Using new software, they recorded a version of Bob Marley's Them Belly Full (But We Hungry) to raise funds for the charity War Child.

The artists e-mailed their different vocal and instrumental contributions into a virtual studio in northwest London from locations all over the world.

The whole project was completed inside one hour for Megalab '99 - a special BBC TV programme containing a series of mass participation experiments.

The Irish singer Sinead O'Connor's lead vocals were sent to the virtual studio from the BBC's Television Centre in west London and keyboard whiz Thomas Dolby uploaded his synthesiser contribution from San Francisco.
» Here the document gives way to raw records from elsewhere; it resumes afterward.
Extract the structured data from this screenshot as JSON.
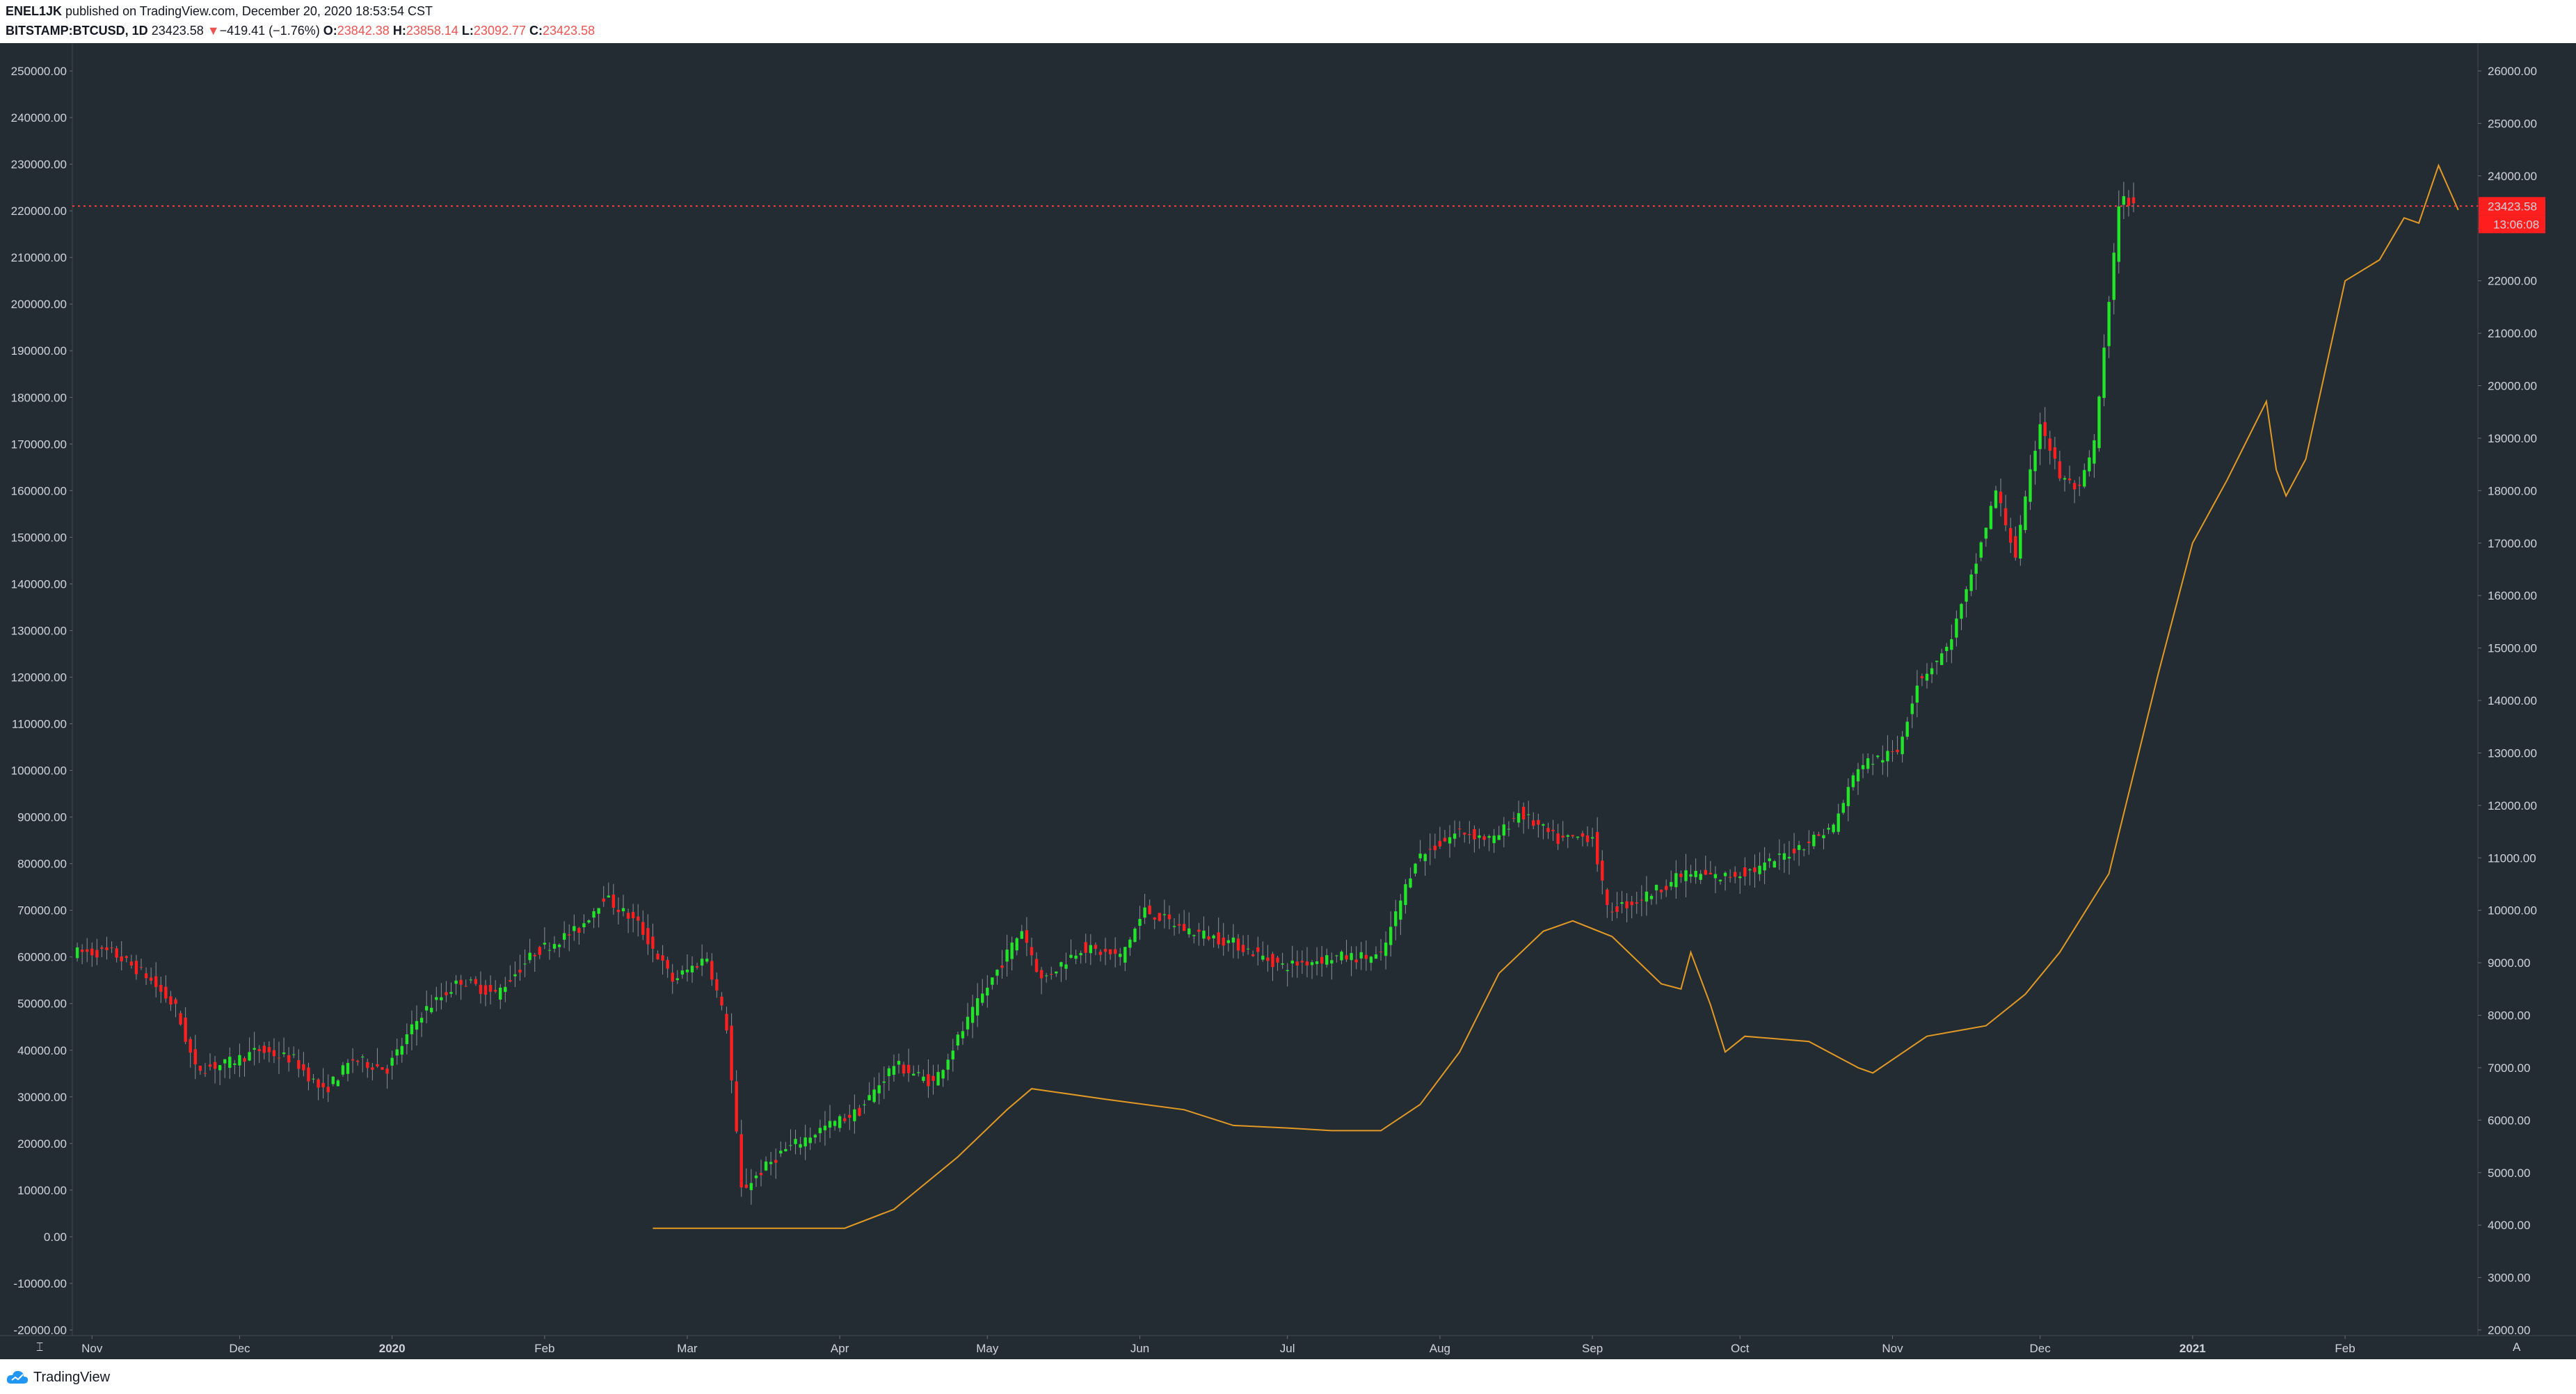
{
  "header": {
    "author": "ENEL1JK",
    "published_text": "published on TradingView.com, December 20, 2020 18:53:54 CST",
    "symbol": "BITSTAMP:BTCUSD, 1D",
    "last": "23423.58",
    "change_arrow": "▼",
    "change": "−419.41 (−1.76%)",
    "o_label": "O:",
    "o_value": "23842.38",
    "h_label": "H:",
    "h_value": "23858.14",
    "l_label": "L:",
    "l_value": "23092.77",
    "c_label": "C:",
    "c_value": "23423.58"
  },
  "footer": {
    "brand": "TradingView",
    "logo_icon": "tradingview-cloud-icon"
  },
  "price_badge": {
    "value": "23423.58",
    "countdown": "13:06:08",
    "color": "#ff1e1e"
  },
  "colors": {
    "background": "#232c33",
    "up": "#22e52a",
    "down": "#ff1f1f",
    "line": "#e29a24",
    "last_price_line": "#ff3b3b"
  },
  "chart_data": {
    "type": "candlestick",
    "left_axis": {
      "min": -20000,
      "max": 250000,
      "ticks": [
        "250000.00",
        "240000.00",
        "230000.00",
        "220000.00",
        "210000.00",
        "200000.00",
        "190000.00",
        "180000.00",
        "170000.00",
        "160000.00",
        "150000.00",
        "140000.00",
        "130000.00",
        "120000.00",
        "110000.00",
        "100000.00",
        "90000.00",
        "80000.00",
        "70000.00",
        "60000.00",
        "50000.00",
        "40000.00",
        "30000.00",
        "20000.00",
        "10000.00",
        "0.00",
        "-10000.00",
        "-20000.00"
      ]
    },
    "right_axis": {
      "min": 2000,
      "max": 26000,
      "ticks": [
        "26000.00",
        "25000.00",
        "24000.00",
        "23000.00",
        "22000.00",
        "21000.00",
        "20000.00",
        "19000.00",
        "18000.00",
        "17000.00",
        "16000.00",
        "15000.00",
        "14000.00",
        "13000.00",
        "12000.00",
        "11000.00",
        "10000.00",
        "9000.00",
        "8000.00",
        "7000.00",
        "6000.00",
        "5000.00",
        "4000.00",
        "3000.00",
        "2000.00"
      ]
    },
    "x_axis": {
      "labels": [
        "Nov",
        "Dec",
        "2020",
        "Feb",
        "Mar",
        "Apr",
        "May",
        "Jun",
        "Jul",
        "Aug",
        "Sep",
        "Oct",
        "Nov",
        "Dec",
        "2021",
        "Feb"
      ],
      "label_dates": [
        "2019-11-01",
        "2019-12-01",
        "2020-01-01",
        "2020-02-01",
        "2020-03-01",
        "2020-04-01",
        "2020-05-01",
        "2020-06-01",
        "2020-07-01",
        "2020-08-01",
        "2020-09-01",
        "2020-10-01",
        "2020-11-01",
        "2020-12-01",
        "2021-01-01",
        "2021-02-01"
      ]
    },
    "series": [
      {
        "type": "candles",
        "axis": "left",
        "anchors": [
          [
            "2019-10-28",
            61000
          ],
          [
            "2019-11-05",
            61000
          ],
          [
            "2019-11-12",
            56000
          ],
          [
            "2019-11-18",
            49000
          ],
          [
            "2019-11-22",
            36000
          ],
          [
            "2019-11-28",
            37000
          ],
          [
            "2019-12-05",
            40000
          ],
          [
            "2019-12-12",
            38000
          ],
          [
            "2019-12-18",
            31000
          ],
          [
            "2019-12-24",
            38000
          ],
          [
            "2019-12-31",
            36000
          ],
          [
            "2020-01-07",
            48000
          ],
          [
            "2020-01-15",
            55000
          ],
          [
            "2020-01-22",
            52000
          ],
          [
            "2020-01-30",
            61000
          ],
          [
            "2020-02-08",
            66000
          ],
          [
            "2020-02-13",
            73000
          ],
          [
            "2020-02-20",
            67000
          ],
          [
            "2020-02-27",
            55000
          ],
          [
            "2020-03-05",
            60000
          ],
          [
            "2020-03-09",
            45000
          ],
          [
            "2020-03-12",
            10000
          ],
          [
            "2020-03-20",
            18000
          ],
          [
            "2020-03-28",
            23000
          ],
          [
            "2020-04-05",
            27000
          ],
          [
            "2020-04-12",
            37000
          ],
          [
            "2020-04-20",
            33000
          ],
          [
            "2020-04-29",
            50000
          ],
          [
            "2020-05-08",
            66000
          ],
          [
            "2020-05-12",
            55000
          ],
          [
            "2020-05-20",
            62000
          ],
          [
            "2020-05-28",
            60000
          ],
          [
            "2020-06-02",
            70000
          ],
          [
            "2020-06-10",
            66000
          ],
          [
            "2020-06-20",
            63000
          ],
          [
            "2020-06-30",
            58000
          ],
          [
            "2020-07-10",
            60000
          ],
          [
            "2020-07-20",
            60000
          ],
          [
            "2020-07-27",
            81000
          ],
          [
            "2020-08-05",
            87000
          ],
          [
            "2020-08-12",
            85000
          ],
          [
            "2020-08-17",
            91000
          ],
          [
            "2020-08-25",
            85000
          ],
          [
            "2020-09-01",
            86000
          ],
          [
            "2020-09-04",
            70000
          ],
          [
            "2020-09-10",
            72000
          ],
          [
            "2020-09-20",
            78000
          ],
          [
            "2020-09-27",
            77000
          ],
          [
            "2020-10-05",
            79000
          ],
          [
            "2020-10-12",
            83000
          ],
          [
            "2020-10-20",
            88000
          ],
          [
            "2020-10-25",
            101000
          ],
          [
            "2020-11-02",
            104000
          ],
          [
            "2020-11-06",
            119000
          ],
          [
            "2020-11-12",
            126000
          ],
          [
            "2020-11-17",
            141000
          ],
          [
            "2020-11-22",
            160000
          ],
          [
            "2020-11-26",
            146000
          ],
          [
            "2020-12-01",
            175000
          ],
          [
            "2020-12-05",
            163000
          ],
          [
            "2020-12-09",
            160000
          ],
          [
            "2020-12-12",
            170000
          ],
          [
            "2020-12-16",
            210000
          ],
          [
            "2020-12-17",
            222000
          ],
          [
            "2020-12-20",
            222000
          ]
        ]
      },
      {
        "type": "line",
        "axis": "right",
        "anchors": [
          [
            "2020-02-23",
            3940
          ],
          [
            "2020-04-02",
            3940
          ],
          [
            "2020-04-12",
            4300
          ],
          [
            "2020-04-25",
            5300
          ],
          [
            "2020-05-05",
            6200
          ],
          [
            "2020-05-10",
            6600
          ],
          [
            "2020-05-25",
            6400
          ],
          [
            "2020-06-10",
            6200
          ],
          [
            "2020-06-20",
            5900
          ],
          [
            "2020-07-01",
            5850
          ],
          [
            "2020-07-10",
            5800
          ],
          [
            "2020-07-20",
            5800
          ],
          [
            "2020-07-28",
            6300
          ],
          [
            "2020-08-05",
            7300
          ],
          [
            "2020-08-13",
            8800
          ],
          [
            "2020-08-22",
            9600
          ],
          [
            "2020-08-28",
            9800
          ],
          [
            "2020-09-05",
            9500
          ],
          [
            "2020-09-15",
            8600
          ],
          [
            "2020-09-19",
            8500
          ],
          [
            "2020-09-21",
            9200
          ],
          [
            "2020-09-25",
            8200
          ],
          [
            "2020-09-28",
            7300
          ],
          [
            "2020-10-02",
            7600
          ],
          [
            "2020-10-15",
            7500
          ],
          [
            "2020-10-25",
            7000
          ],
          [
            "2020-10-28",
            6900
          ],
          [
            "2020-11-08",
            7600
          ],
          [
            "2020-11-14",
            7700
          ],
          [
            "2020-11-20",
            7800
          ],
          [
            "2020-11-28",
            8400
          ],
          [
            "2020-12-05",
            9200
          ],
          [
            "2020-12-15",
            10700
          ],
          [
            "2020-12-25",
            14500
          ],
          [
            "2021-01-01",
            17000
          ],
          [
            "2021-01-08",
            18200
          ],
          [
            "2021-01-16",
            19700
          ],
          [
            "2021-01-18",
            18400
          ],
          [
            "2021-01-20",
            17900
          ],
          [
            "2021-01-24",
            18600
          ],
          [
            "2021-02-01",
            22000
          ],
          [
            "2021-02-08",
            22400
          ],
          [
            "2021-02-13",
            23200
          ],
          [
            "2021-02-16",
            23100
          ],
          [
            "2021-02-20",
            24200
          ],
          [
            "2021-02-24",
            23350
          ]
        ]
      }
    ],
    "last_price": 23423.58
  }
}
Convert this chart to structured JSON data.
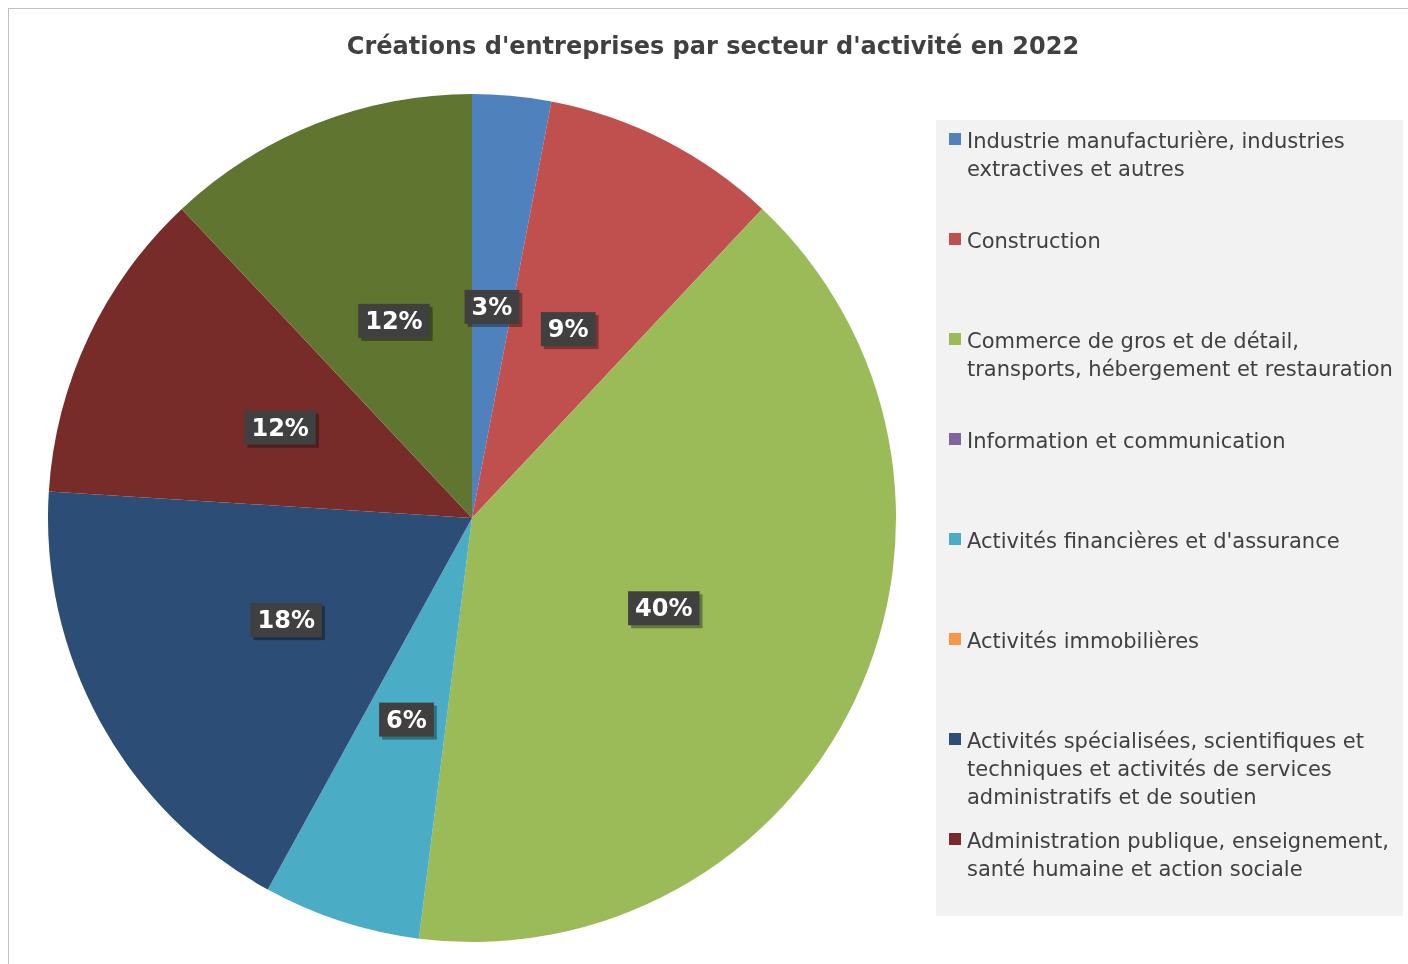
{
  "chart_data": {
    "type": "pie",
    "title": "Créations d'entreprises par secteur d'activité en 2022",
    "categories": [
      "Industrie manufacturière, industries extractives et autres",
      "Construction",
      "Commerce de gros et de détail, transports, hébergement et restauration",
      "Information et communication",
      "Activités financières et d'assurance",
      "Activités immobilières",
      "Activités spécialisées, scientifiques et techniques et activités de services administratifs et de soutien",
      "Administration publique, enseignement, santé humaine et action sociale",
      null
    ],
    "values": [
      3,
      9,
      40,
      0,
      6,
      0,
      18,
      12,
      12
    ],
    "value_labels": [
      "3%",
      "9%",
      "40%",
      null,
      "6%",
      null,
      "18%",
      "12%",
      "12%"
    ],
    "colors": [
      "#4f81bd",
      "#c0504d",
      "#9bbb59",
      "#8064a2",
      "#4bacc6",
      "#f79646",
      "#2c4d75",
      "#772c2a",
      "#5f7530"
    ],
    "legend": "right"
  }
}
Other artists joined the session from Johannesburg (vocals), Sydney (percussion), Hamburg (keyboard) and New Orleans (guitar).

Musical interaction

The computer program that combined the different sections of the mix is the brainchild of musician Willy Henshaw.

"The software is revolutionary because it allows people from anywhere in the world to get together in the virtual studio and interact as if they were in the same place," he said.

The musicians cannot actually play simultaneously - the idea is that each singer or player can quickly hear what the others have done and then add their contributions to the master track.

It is claimed the system has the effect of speeding up the recording process.

The single was mixed by production team Coldcut.

Producer Matt Black said: "I think it is a great new way of working with people. For instance, if we wanted to go to Africa and work with someone, we'd have to get all the equipment on a plane and go over there.

"With hotels, it all gets very expensive. This way we can communicate directly and connect with the music."

It is thought the Rocket Network system will be especially useful to artists wanting to put together charity songs. It will mean leading pop stars will still be able to appear on a track even if they are away on tour in a different country.

Megalab '99 is run by the Daily Telegraph and the BBC's Tomorrow's World television programme as part of National Science Week.